Overall objective of experiment: development an integrated approach to effectively manage pigweed in soybean.

1) Evaluate the effect of an integrated systems approach including herbicide, cover crop, row-crop cultivation, and row spacing in managing pigweed in soybean.

2) Educate soybean producers and agronomy professionals of the outcomes of this experiment to optimize soybean yields and increase grower profitability in terms of pigweed control.


Project Deliverables

Expected outcomes from this research project:
1. Understand the effects an integrated systems approach to manage pigweed in Liberty-Link soybean to facilitate sustainability for soybean growers.

2. Make confident recommendations about the use of narrow soybean row width and cover crops to decrease pigweed emergence and growth.

3. Generate applicable extension presentations to communicate the findings of this experiment to soybean producers and agronomy professionals to facilitate pigweed control and thereby increase soybean yield and Kansas grower profitability.

Progress of Work

Updated June 22, 2018:
Second year of field studies have been established at three locations across eastern KS. Please see report in attached file.

View uploaded report Word file

Updated September 10, 2018:
Second year of field studies established and progressing well at three locations across eastern KS. Please see report in attached file

View uploaded report Word file

Updated December 11, 2018:
Yield data from the field experiments is coming in, with two of three sites awaiting drier harvest weather. See attached report for additional details.

View uploaded report Word file

Updated April 15, 2019:
All field trials have been completed. See attached report for details. One Extension publication is near final publication and is attached (MF3448 Pigweed).

View uploaded report Word file

View uploaded report 2 PDF file

Final Project Results

All treatments containing the herbicide program component resulted in excellent (> 97%) pigweed control which demonstrates the importance of using overlapping residual herbicides with multiple effective sites of action. Treatments containing row-crop cultivation (RC) tended to reduce pigweed density and biomass at 3 and 8 weeks after planting (WAP) in all locations compared to the 30-inch row width no cover crop treatment. Mixed results were observed when the effect of winter wheat cover crop (CC) was considered: in about half of the site-years, CC provided approximately 50% reductions in pigweed density and biomass whereas in the remainder CC provided no change to an increase in pigweed density. Decreased row widths achieved the most consistent results by reducing pigweed biomass at 8 WAP when data were pooled across location: decreasing row widths from 30-inches to 15-inches resulted in a 23% reduction whereas decreasing from 15-inches to 7.5-inches achieved a 15% reduction. In conclusion, RC should be incorporated where possible as a mechanical option to manage pigweed, and decreased row widths should be used when economically feasible to suppress late season pigweed growth. CC achieved inconsistent pigweed control in this research and should be given special consideration prior to implementation. The integral use of these components with an herbicide program as a system should be recommended to achieve the best pigweed control as well as reduce the risk of resistance.

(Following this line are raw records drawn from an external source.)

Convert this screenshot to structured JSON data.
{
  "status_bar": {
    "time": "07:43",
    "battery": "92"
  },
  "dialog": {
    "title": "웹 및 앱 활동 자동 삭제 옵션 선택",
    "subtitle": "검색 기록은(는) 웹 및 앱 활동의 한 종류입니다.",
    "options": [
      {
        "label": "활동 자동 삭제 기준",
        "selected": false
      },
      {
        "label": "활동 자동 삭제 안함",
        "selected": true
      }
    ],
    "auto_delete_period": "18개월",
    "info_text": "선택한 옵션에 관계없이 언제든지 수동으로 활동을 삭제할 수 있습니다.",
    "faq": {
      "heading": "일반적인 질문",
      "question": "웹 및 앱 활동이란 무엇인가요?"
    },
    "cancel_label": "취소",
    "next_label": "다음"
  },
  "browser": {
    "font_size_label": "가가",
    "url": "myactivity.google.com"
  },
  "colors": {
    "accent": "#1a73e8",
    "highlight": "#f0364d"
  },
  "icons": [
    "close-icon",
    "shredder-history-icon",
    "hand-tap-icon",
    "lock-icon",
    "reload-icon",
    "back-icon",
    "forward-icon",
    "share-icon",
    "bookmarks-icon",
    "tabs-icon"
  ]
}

Benefit to Soybean Farmers

Because of the enormity of the pigweed challenge in soybeans and the lack of an obvious solution, Kansas’ farmers must implement all available tactics to manage this weed in an integrated systems approach. This system will be critical to the sustainability of soybean production in Kansas through the adoption of a zero-tolerance policy for pigweed presence in fields.
First year results indicated that there was value in cultural weed control methods, such as row-crop cultivation, narrow row spacing, and use of high-residue cover crops for weed suppression. Narrow row spacing (<15-inches) resulted in at least 18% pigweed control compared to none with 30-inch rows. No individual cultural control method resulted in excellent pigweed control, but the integrated use of multiple methods with a complete herbicide program can result in excellent pigweed control while managing the issue of herbicide resistance.